One of the largest health trends in the 21st century that many people have subscribed to, or at least tried for a bit, is the vegetarian and/or vegan diet. The growing consciousness of a "healthier" lifestyle led to the popularity of going completely green. The shift from omnivore-carnivore to strictly herbivore has been easy for some, and a struggle for others. But a recent study found that going green isn't as easy as it's often made out to be. In fact, the gradual relapse and going back to a meaty diet was observed in more than 80 per cent of vegetarians.
The data, which was a product of three years of study, was released by animal advocacy group Humane Research Council and Harris International. Also included in the study are the reasons why one has decided to be vegetarian/vegan and what led to one's decision to return to being carnivorous.
There were 11,000 Americans respondents in the survey, with only 2 per cent of the respondents admitting to not eating meat at all.

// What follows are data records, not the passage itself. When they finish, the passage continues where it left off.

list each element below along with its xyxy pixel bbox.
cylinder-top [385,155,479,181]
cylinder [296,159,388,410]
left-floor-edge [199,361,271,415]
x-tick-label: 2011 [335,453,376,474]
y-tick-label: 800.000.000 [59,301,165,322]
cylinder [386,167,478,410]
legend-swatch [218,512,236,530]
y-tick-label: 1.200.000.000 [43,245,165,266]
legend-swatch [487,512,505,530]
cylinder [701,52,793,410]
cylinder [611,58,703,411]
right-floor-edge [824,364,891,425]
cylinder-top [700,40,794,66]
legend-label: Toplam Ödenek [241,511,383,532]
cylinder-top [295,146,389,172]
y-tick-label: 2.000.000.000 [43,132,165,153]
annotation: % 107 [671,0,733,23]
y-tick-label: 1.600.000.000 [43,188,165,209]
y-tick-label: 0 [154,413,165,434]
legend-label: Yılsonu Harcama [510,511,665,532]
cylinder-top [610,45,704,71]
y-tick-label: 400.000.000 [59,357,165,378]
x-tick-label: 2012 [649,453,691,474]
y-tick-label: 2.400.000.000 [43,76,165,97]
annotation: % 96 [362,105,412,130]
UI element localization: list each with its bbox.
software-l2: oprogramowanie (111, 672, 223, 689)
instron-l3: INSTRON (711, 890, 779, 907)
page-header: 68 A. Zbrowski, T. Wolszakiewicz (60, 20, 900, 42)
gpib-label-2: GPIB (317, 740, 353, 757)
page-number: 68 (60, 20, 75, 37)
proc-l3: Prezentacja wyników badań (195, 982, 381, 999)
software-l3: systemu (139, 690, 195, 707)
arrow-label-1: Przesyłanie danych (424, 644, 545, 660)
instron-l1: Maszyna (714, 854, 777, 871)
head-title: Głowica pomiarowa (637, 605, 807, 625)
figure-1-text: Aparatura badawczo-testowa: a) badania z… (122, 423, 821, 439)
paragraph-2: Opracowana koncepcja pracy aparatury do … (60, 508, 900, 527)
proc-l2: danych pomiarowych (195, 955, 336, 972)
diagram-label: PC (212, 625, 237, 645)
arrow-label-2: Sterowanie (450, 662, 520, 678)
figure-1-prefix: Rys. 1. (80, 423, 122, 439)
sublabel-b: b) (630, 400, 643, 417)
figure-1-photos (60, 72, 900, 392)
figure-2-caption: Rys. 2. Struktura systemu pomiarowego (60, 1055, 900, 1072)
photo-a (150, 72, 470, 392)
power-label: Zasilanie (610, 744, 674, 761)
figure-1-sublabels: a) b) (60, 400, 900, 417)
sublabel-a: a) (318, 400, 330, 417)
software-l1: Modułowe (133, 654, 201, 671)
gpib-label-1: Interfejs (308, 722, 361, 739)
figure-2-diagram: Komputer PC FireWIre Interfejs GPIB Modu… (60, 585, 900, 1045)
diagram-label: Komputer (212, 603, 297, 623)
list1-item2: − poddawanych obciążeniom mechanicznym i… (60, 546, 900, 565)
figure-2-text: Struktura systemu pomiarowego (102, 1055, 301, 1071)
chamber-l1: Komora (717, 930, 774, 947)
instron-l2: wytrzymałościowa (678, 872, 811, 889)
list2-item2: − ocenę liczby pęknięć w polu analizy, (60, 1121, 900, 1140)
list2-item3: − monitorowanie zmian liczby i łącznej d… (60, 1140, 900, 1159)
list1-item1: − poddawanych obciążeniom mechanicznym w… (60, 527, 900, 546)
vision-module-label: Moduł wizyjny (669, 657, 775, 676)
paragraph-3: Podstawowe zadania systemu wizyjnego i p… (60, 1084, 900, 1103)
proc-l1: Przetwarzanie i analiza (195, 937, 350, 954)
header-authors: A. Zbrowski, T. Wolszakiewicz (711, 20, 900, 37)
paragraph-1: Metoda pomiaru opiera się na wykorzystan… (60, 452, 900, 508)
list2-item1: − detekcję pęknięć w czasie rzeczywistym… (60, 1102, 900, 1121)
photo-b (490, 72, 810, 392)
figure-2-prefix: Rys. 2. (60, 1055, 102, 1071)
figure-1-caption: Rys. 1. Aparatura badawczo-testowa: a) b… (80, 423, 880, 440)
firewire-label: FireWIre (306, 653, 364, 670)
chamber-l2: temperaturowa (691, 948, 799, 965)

On the other hand, a whopping 88 per cent said they have never tried being vegetarians or vegans. And of the 12 percent who have tried a vegan or vegetarian lifestyle, five out of six go back to eating meat at some point.
This is equivalent to 84 per cent of the vegetarians and vegans eventually giving up on their lifestyle choice.
The study found that more than half (53 per cent) started eating meat again within a year, and almost one-third (30 per cent) relapsed within just three months.
When asked why the respondents had shifted to a vegetarian diet, most reasoned out the benefits it could give to the health. About 58 per cent of them gave better health their main motivation. More than 60 per cent said they transitioned to a vegetarian diet in just a matter of days or weeks.
However, as quickly as one converted himself or herself into a pure vegetable eater was his or her reconciliation with meat. Around 63 per cent of "returnees" said that they disliked how their diet made them "different" from the majority.
Meanwhile 43 per cent ate meat again because they found it too difficult to maintain a 'pure' diet, with chicken the food being the most difficult to resist.
New York nutritionist Lisa Young explained that sudden conversion to a purely vegetarian diet has an effect to one's diet. "They say, 'I'm never going to eat that again,'" said Young, who warned against an all-or-nothing approach. Gradual shift is more advisable. "If you start by eating smaller portions of pork or chicken, then cutting out all meat and dairy for a month, you can get a better feel for it," Young said.
On a more hopeful and positive note, almost 40 per cent of the respondents expressed their desire to go vegetarian or vegan again in the future.
Vegetarian and vegan are terms that have resonated in the world of health, especially when a U.S. study claimed switching to a vegetarian diet could help reverse diabetes. Others have proven a diet rich in vegetables lead to a better quality of life.